McConnell’s office didn’t respond to a query on whether he plans to bring the amendment to increase stimulus checks to a vote.
Senate Majority Leader Mitch McConnell (R-Ky.) talks during a news conference on Capitol Hill in Washington on Dec. 8, 2020. (Greg Nash/Pool via AP)
McConnell announced last week that he and Senate Minority Leader Chuck Schumer (D-N.Y.) agreed to return to session on Dec. 29 in preparation for Trump’s expected veto and the House’s expected override. He has not commented on the amendment to increase checks, which are part of a fresh COVID-19 relief bill that passed Congress but hasn’t yet been signed by Trump.
Schumer announced Monday night that he will move to pass the act during Tuesday’s session.
“There’s strong support for these $2,000 emergency checks from every corner of the country—Leader McConnell ought to make sure Senate Republicans do not stand in the way of helping to meet the needs of American workers and families who are crying out for help,” he said.
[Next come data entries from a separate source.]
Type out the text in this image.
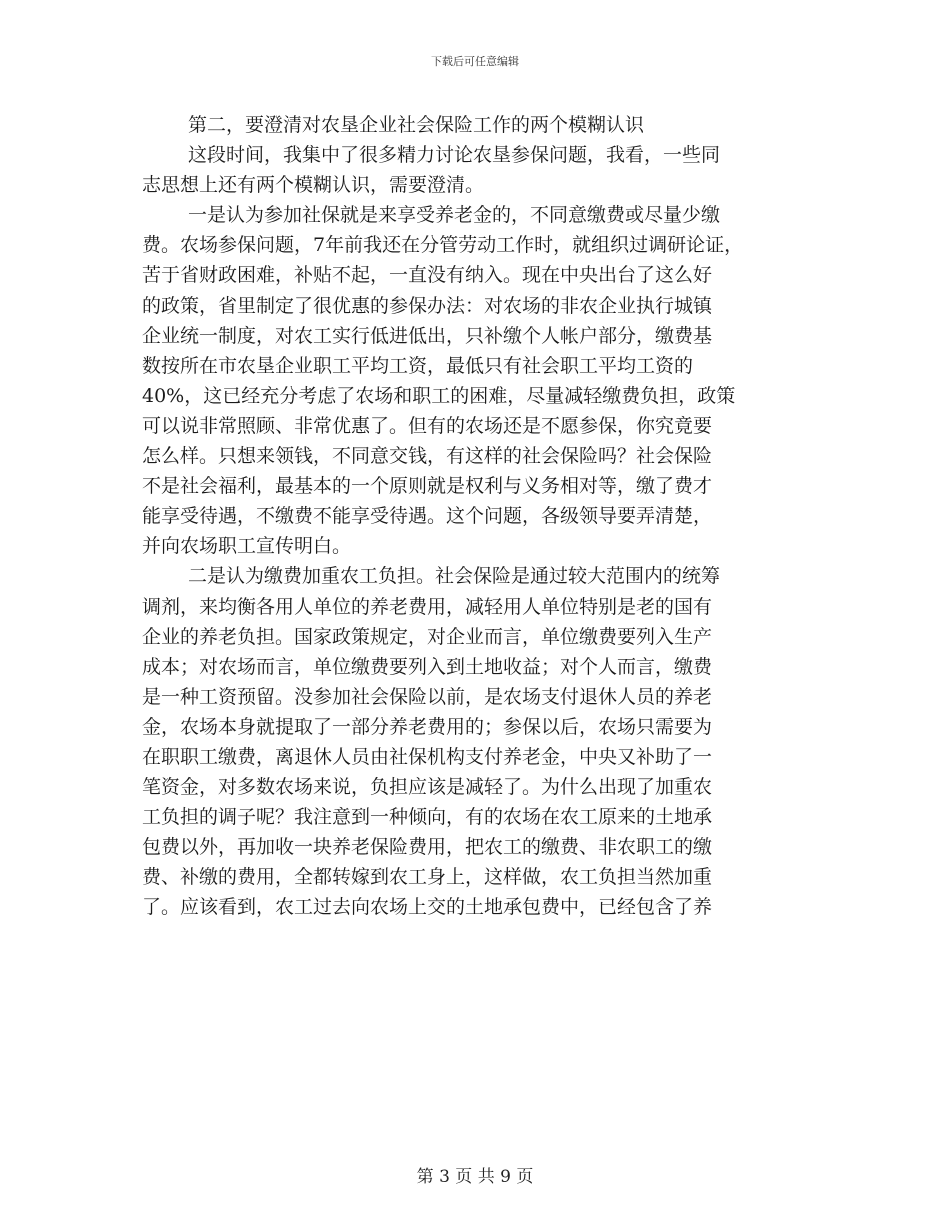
下载后可任意编辑
第二，要澄清对农垦企业社会保险工作的两个模糊认识
这段时间，我集中了很多精力讨论农垦参保问题，我看，一些同
志思想上还有两个模糊认识，需要澄清。
一是认为参加社保就是来享受养老金的，不同意缴费或尽量少缴
费。农场参保问题，7年前我还在分管劳动工作时，就组织过调研论证，
苦于省财政困难，补贴不起，一直没有纳入。现在中央出台了这么好
的政策，省里制定了很优惠的参保办法：对农场的非农企业执行城镇
企业统一制度，对农工实行低进低出，只补缴个人帐户部分，缴费基
数按所在市农垦企业职工平均工资，最低只有社会职工平均工资的
40%，这已经充分考虑了农场和职工的困难，尽量减轻缴费负担，政策
可以说非常照顾、非常优惠了。但有的农场还是不愿参保，你究竟要
怎么样。只想来领钱，不同意交钱，有这样的社会保险吗？社会保险
不是社会福利，最基本的一个原则就是权利与义务相对等，缴了费才
能享受待遇，不缴费不能享受待遇。这个问题，各级领导要弄清楚，
并向农场职工宣传明白。
二是认为缴费加重农工负担。社会保险是通过较大范围内的统筹
调剂，来均衡各用人单位的养老费用，减轻用人单位特别是老的国有
企业的养老负担。国家政策规定，对企业而言，单位缴费要列入生产
成本；对农场而言，单位缴费要列入到土地收益；对个人而言，缴费
是一种工资预留。没参加社会保险以前，是农场支付退休人员的养老
金，农场本身就提取了一部分养老费用的；参保以后，农场只需要为
在职职工缴费，离退休人员由社保机构支付养老金，中央又补助了一
笔资金，对多数农场来说，负担应该是减轻了。为什么出现了加重农
工负担的调子呢？我注意到一种倾向，有的农场在农工原来的土地承
包费以外，再加收一块养老保险费用，把农工的缴费、非农职工的缴
费、补缴的费用，全都转嫁到农工身上，这样做，农工负担当然加重
了。应该看到，农工过去向农场上交的土地承包费中，已经包含了养
第 3 页 共 9 页
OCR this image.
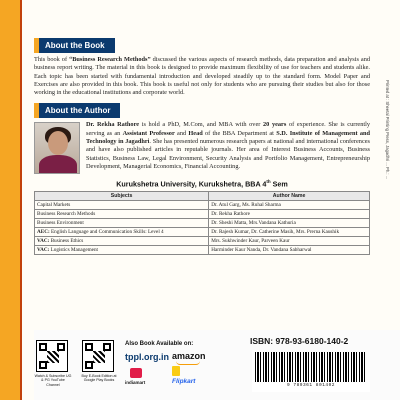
About the Book

This book of “Business Research Methods” discussed the various aspects of research methods, data preparation and analysis and business report writing. The material in this book is designed to provide maximum flexibility of use for teachers and students alike. Each topic has been started with fundamental introduction and developed steadily up to the standard form. Model Paper and Exercises are also provided in this book. This book is useful not only for students who are pursuing their studies but also for those working in the educational institutions and corporate world.

About the Author

Dr. Rekha Rathore is hold a PhD, M.Com, and MBA with over 20 years of experience. She is currently serving as an Assistant Professor and Head of the BBA Department at S.D. Institute of Management and Technology in Jagadhri. She has presented numerous research papers at national and international conferences and have also published articles in reputable journals. Her area of Interest Business Accounts, Business Statistics, Business Law, Legal Environment, Security Analysis and Portfolio Management, Entrepreneurship Development, Managerial Economics, Financial Accounting.

Kurukshetra University, Kurukshetra, BBA 4th Sem
Subjects	Author Name
Capital Markets	Dr. Atul Garg, Ms. Ruhal Sharma
Business Research Methods	Dr. Rekha Rathore
Business Environment	Dr. Sheshi Matta, Mrs.Vandana Kathuria
AEC: English Language and Communication Skills: Level 4	Dr. Rajesh Kumar, Dr. Catherine Masih, Mrs. Prerna Kaushik
VAC: Business Ethics	Mrs. Sukhwinder Kaur, Parveen Kaur
VAC: Logistics Management	Harminder Kaur Nanda, Dr. Vandana Sabharwal
Printed at : Sheetal Printing Press, Jagadhri ... Ph.: ...
Watch & Subscribe UG & PG YouTube Channel
Buy E-Book Edition at Google Play Books
Also Book Available on:
tppl.org.in amazon
indiamart	Flipkart
ISBN: 978-93-6180-140-2
9 789361 801402
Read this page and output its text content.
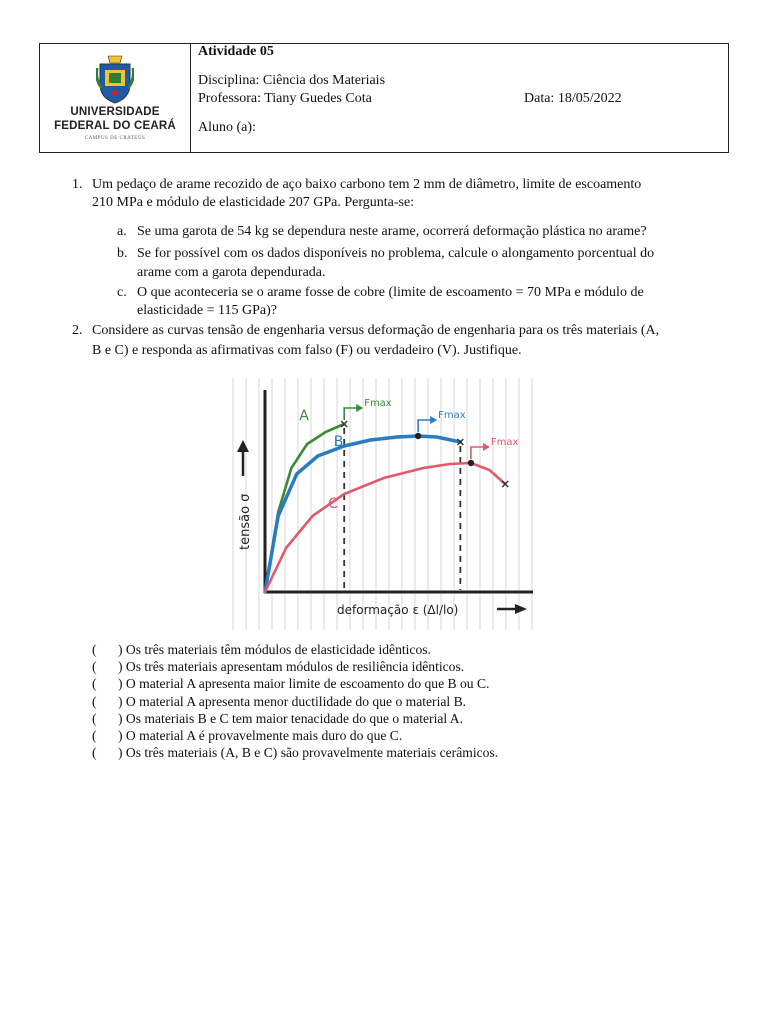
UNIVERSIDADE
FEDERAL DO CEARÁ
CAMPUS DE CRATEÚS
Atividade 05
Disciplina: Ciência dos Materiais
Professora: Tiany Guedes Cota	Data: 18/05/2022
Aluno (a):
1. Um pedaço de arame recozido de aço baixo carbono tem 2 mm de diâmetro, limite de escoamento
210 MPa e módulo de elasticidade 207 GPa. Pergunta-se:
a. Se uma garota de 54 kg se dependura neste arame, ocorrerá deformação plástica no arame?
b. Se for possível com os dados disponíveis no problema, calcule o alongamento porcentual do
arame com a garota dependurada.
c. O que aconteceria se o arame fosse de cobre (limite de escoamento = 70 MPa e módulo de
elasticidade = 115 GPa)?
2. Considere as curvas tensão de engenharia versus deformação de engenharia para os três materiais (A,
B e C) e responda as afirmativas com falso (F) ou verdadeiro (V). Justifique.
tensão σ
deformação ε (Δl/lo)
A
Fmax
B
Fmax
C
Fmax
( ) Os três materiais têm módulos de elasticidade idênticos.
( ) Os três materiais apresentam módulos de resiliência idênticos.
( ) O material A apresenta maior limite de escoamento do que B ou C.
( ) O material A apresenta menor ductilidade do que o material B.
( ) Os materiais B e C tem maior tenacidade do que o material A.
( ) O material A é provavelmente mais duro do que C.
( ) Os três materiais (A, B e C) são provavelmente materiais cerâmicos.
Senators can pass bills via unanimous consent, avoiding a recorded vote but allowing legislation to be blocked by a single senator.
Other senators plan on delaying the override vote on the defense bill veto, including Sens. Rand Paul (R-Ky.) and Ed Markey (D-Mass.).
Markey said in a tweet that he would join Sanders’s effort to push for a vote on the direct cash payments.
“That relief passed in the House today with 44 Republicans voting for it. Senate Republicans must do the same and get the American people the help they need,” he said.